Saturday, June 10, 2006

Last turn in the road





And yet again, I feel these alternative states of satisfaction and hopelessness. I just finished writing an interesting story. Perhaps not groundbreaking but it helped me gather my thoughts about the process that has been unfolding for me in the past few weeks and that which I have allowed to simply take over this time of my life.

It was not an easy release – loosening my grip on, and control of, my experiences, my thoughts, my emotions and my actions, has not been easy. It has never been easy for me – the master of my destiny in every which way. And then this time happens. This jury time, this down time, this time to grieve and feel pain and find solace and then heal, the time to let go, the time to simply experience this world by traveling to different lands and witnessing other people and lives and lifestyles and recognize that all of us go through all of this. All of us feel the pain and create the problems and find the solutions and enjoy the pleasures. All of us are just here allowing the process of being and becoming human. All of us, though, are not always entirely aware of the difference in being and becoming. One seems to complement the other for some, and negate the other for others.

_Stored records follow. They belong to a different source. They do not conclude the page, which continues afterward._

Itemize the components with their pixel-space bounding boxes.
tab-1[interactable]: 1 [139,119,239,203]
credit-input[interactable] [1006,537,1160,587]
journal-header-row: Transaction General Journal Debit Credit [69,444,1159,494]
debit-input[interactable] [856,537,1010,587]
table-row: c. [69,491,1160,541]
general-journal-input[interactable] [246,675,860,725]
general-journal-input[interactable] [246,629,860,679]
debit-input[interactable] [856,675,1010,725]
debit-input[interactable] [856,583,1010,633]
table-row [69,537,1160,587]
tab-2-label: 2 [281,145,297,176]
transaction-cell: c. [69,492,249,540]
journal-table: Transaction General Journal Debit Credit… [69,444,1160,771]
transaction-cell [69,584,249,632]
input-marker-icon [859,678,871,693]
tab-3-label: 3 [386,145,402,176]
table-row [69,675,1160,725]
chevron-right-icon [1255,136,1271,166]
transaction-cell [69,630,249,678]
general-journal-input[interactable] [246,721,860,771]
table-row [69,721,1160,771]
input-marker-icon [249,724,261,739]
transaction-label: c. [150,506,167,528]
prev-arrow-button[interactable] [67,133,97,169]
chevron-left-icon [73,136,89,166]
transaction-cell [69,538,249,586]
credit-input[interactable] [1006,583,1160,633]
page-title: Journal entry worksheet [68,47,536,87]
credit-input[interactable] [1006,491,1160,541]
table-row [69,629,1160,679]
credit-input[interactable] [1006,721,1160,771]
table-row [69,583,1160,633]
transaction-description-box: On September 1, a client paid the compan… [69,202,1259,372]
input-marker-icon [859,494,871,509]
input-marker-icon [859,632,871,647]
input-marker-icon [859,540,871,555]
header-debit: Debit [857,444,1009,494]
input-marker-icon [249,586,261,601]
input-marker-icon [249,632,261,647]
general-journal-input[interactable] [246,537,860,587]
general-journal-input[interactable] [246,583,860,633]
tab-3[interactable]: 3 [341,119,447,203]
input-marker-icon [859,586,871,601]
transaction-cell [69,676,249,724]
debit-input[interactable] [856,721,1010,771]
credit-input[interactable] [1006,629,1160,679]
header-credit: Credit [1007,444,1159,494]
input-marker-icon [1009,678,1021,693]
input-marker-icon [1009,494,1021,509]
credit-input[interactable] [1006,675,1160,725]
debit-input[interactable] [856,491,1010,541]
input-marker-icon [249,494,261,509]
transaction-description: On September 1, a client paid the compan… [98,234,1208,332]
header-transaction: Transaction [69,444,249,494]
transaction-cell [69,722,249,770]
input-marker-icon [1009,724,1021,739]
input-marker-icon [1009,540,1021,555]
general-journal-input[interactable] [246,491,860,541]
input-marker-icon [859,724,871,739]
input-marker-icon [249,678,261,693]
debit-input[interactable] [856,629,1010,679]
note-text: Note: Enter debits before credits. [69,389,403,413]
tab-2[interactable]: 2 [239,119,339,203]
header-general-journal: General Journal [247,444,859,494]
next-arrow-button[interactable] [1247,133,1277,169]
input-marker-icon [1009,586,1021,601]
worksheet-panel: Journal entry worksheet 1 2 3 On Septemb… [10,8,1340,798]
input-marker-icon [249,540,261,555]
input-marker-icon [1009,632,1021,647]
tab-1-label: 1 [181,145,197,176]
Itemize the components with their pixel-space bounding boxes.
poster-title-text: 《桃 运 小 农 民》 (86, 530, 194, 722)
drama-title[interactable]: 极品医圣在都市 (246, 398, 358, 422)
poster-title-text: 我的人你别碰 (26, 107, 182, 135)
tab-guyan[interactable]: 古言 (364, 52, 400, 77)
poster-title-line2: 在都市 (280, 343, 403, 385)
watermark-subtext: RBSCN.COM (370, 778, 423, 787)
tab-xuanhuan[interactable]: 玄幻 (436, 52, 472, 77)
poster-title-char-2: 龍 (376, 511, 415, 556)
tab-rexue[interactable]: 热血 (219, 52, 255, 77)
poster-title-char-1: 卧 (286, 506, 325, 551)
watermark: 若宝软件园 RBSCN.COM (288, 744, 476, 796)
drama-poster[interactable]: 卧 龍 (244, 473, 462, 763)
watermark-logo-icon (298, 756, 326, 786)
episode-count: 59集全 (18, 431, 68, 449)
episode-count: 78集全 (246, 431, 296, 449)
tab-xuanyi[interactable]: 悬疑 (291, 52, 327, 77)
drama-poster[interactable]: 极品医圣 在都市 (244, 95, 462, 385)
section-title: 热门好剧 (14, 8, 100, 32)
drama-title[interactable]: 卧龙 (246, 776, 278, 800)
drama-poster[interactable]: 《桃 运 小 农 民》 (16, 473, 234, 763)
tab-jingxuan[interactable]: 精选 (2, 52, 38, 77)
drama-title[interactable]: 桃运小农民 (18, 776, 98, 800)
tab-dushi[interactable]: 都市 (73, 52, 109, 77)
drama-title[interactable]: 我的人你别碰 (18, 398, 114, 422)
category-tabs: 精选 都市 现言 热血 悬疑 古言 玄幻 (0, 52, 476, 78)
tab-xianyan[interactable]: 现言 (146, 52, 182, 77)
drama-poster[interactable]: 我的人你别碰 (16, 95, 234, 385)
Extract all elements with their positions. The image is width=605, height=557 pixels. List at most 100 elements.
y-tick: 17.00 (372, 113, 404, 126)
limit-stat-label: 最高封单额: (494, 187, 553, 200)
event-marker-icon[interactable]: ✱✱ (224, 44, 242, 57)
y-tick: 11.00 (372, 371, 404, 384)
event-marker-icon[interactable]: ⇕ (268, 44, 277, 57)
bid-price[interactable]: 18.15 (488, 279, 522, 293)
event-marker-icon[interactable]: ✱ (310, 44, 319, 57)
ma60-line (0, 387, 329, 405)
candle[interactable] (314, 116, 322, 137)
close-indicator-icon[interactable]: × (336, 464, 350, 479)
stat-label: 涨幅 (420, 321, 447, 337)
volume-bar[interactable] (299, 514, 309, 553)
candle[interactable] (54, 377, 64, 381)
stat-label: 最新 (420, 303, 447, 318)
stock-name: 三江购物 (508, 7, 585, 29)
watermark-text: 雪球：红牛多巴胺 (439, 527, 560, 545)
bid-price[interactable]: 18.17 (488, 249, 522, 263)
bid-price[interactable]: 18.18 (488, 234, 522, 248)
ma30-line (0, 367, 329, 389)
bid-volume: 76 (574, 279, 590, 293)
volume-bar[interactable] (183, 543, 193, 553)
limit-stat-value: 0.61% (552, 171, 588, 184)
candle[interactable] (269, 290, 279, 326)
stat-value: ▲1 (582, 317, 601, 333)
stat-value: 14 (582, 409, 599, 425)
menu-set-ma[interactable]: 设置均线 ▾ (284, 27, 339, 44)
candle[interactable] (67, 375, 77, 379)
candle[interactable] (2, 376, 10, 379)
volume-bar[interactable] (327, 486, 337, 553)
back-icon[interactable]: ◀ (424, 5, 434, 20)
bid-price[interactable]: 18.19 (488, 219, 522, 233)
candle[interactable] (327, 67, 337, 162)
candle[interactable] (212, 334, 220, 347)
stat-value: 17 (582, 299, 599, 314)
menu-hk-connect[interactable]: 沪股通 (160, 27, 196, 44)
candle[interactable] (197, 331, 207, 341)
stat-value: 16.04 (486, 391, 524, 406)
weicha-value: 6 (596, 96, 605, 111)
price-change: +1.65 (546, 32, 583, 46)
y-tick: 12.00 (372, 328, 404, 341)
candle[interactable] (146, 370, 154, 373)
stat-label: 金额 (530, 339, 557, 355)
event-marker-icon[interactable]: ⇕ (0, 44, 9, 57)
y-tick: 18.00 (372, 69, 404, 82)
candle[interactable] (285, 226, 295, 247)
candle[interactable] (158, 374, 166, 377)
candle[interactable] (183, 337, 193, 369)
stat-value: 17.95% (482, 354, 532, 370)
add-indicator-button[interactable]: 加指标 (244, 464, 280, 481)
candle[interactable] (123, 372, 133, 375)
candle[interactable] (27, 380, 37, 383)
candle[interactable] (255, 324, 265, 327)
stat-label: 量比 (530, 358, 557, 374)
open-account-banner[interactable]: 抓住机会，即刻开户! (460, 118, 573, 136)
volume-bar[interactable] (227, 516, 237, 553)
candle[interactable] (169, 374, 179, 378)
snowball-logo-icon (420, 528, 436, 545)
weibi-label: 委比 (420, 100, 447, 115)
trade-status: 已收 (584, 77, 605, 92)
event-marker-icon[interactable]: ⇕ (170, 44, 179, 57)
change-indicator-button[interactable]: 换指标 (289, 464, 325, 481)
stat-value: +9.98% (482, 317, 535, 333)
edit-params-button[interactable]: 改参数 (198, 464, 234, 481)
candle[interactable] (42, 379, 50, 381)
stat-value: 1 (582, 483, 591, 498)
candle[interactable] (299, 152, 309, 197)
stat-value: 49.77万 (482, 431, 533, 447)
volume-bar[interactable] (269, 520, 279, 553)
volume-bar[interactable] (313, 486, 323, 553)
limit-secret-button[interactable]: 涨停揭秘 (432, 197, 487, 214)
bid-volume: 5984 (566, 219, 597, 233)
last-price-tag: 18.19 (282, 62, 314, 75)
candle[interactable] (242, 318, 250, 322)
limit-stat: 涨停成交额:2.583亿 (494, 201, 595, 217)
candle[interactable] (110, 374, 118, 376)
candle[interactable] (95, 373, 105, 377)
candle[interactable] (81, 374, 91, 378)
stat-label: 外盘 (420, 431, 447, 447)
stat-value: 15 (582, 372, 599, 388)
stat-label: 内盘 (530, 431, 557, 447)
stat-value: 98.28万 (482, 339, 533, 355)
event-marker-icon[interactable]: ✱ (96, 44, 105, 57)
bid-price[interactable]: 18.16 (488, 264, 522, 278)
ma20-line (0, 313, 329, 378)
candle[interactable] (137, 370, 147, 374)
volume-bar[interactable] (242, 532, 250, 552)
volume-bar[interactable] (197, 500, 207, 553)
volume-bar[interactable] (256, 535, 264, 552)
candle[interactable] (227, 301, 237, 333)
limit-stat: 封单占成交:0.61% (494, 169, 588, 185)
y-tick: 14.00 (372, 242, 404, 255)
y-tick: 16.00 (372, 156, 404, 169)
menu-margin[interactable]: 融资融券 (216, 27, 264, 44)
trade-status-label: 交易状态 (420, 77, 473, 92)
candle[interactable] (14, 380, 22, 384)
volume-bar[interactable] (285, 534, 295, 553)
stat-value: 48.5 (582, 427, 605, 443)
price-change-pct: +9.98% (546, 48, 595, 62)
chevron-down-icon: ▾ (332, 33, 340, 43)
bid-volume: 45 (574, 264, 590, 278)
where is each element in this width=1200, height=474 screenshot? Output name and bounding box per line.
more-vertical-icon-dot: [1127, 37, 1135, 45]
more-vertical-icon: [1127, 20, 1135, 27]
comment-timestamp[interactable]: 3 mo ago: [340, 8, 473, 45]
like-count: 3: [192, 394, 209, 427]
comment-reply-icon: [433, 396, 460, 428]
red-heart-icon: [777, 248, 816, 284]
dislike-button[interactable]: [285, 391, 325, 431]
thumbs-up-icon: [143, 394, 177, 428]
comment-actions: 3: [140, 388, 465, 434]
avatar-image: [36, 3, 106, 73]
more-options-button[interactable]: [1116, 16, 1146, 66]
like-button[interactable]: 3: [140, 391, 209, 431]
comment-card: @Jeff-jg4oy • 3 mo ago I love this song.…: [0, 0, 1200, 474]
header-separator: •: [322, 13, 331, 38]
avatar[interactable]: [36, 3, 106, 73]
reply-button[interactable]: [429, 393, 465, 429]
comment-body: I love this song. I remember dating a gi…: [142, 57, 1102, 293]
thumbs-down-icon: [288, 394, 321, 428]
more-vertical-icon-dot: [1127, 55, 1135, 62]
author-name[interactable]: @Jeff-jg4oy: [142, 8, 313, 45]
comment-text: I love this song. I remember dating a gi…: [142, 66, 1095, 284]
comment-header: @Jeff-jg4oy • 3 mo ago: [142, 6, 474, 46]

So, anyway. This letting go - letting go of control to feel pain and stay open to sorrow and allow grief and anger and to succumb to healing - has not been easy. I still find this so hard to comprehend at one level, although it does seem to loosen its grip on me when I do try to take conscious action to allow consciousness into my reality.

The meditation retreat was another highlight – this practice of letting go, not resisting the resistance, or accepting the non-acceptance, presented more challenges to the rational Ego and allowed chance for more catharsis from preconceived expectations of how to deal with sorrow and fear.

Traveling to Costa Rica alone and to Puerto Vallarta with friends was also an amazing experience since that allowed me to let go of other kinds of control. Of trying to organize, arrange and manage the process of having pleasure and fun. There were other, more experienced people, who would take care of those choices for me. All I needed to do was allow myself to be taken for the ride. Regardless of whether it was swinging like a monkey through a rainforest hanging on to a thin cable; shown the sights of birds and crocodiles and wildlife by brazen guides on a muddy river safari; or allowing myself to be taken to a restaurant of someone’s choice, or to just experience the food, the ambience the company and the moment, at any given moment.

Such letting go has indeed come with its own issues, none of which I was as aware of as in PV – the process of leaving stuff, losing things, walking away from material possessions. Knowing that they never belonged to me, or knowing that although they did on a certain plane, they were really simply placeholders for keeping track of these moments in time on another. If they were no longer here with me, they were somewhere with someone else – the Not Me who also, on another plane, was part of me.

Whatever.

And now. This final phase that I have started in the past few days and which will finally kick off ritually today – with the full moon. This conscious choice of abstinence, to focus on what I can give up, and bring this sacrifice into my awareness and sit with the results of such choices. How will I feel to let go of such pleasures – of drinking, companionship, fine food, sex, and other substances? Will there be pain and frustration and anger and a fearful realization that I am simply attempting to plot against the inevitable – the way of the world that has been charted for me? The way of this world which is, for everyone, harsh and ruthless and ultimately isolating?

Am I doing these things with the hope of being granted certain gifts in return? The gift of whatever I have sacrificed but now in its much higher and purer form? Instead of pleasure, to drink the nectar of joy; instead of sex, to experience lovemaking with a soul mate; instead of heartburn from food and drink, amazing health and fitness in return for a sensible diet; instead of routine companionship, a divine connection with the aforementioned lifetime lover; and instead of momentary release from mind-altering substances, all kinds of holy, godly, divine and sublime experiences that will keep me in a perpetually altered state of unadulterated bliss?

Is that the condition then? Grant me these when I sacrifice to thee their much lesser and more meaningless versions?

I don’t know – and I can’t tell you until the process is indeed complete.

All I can do at this point is dive into it.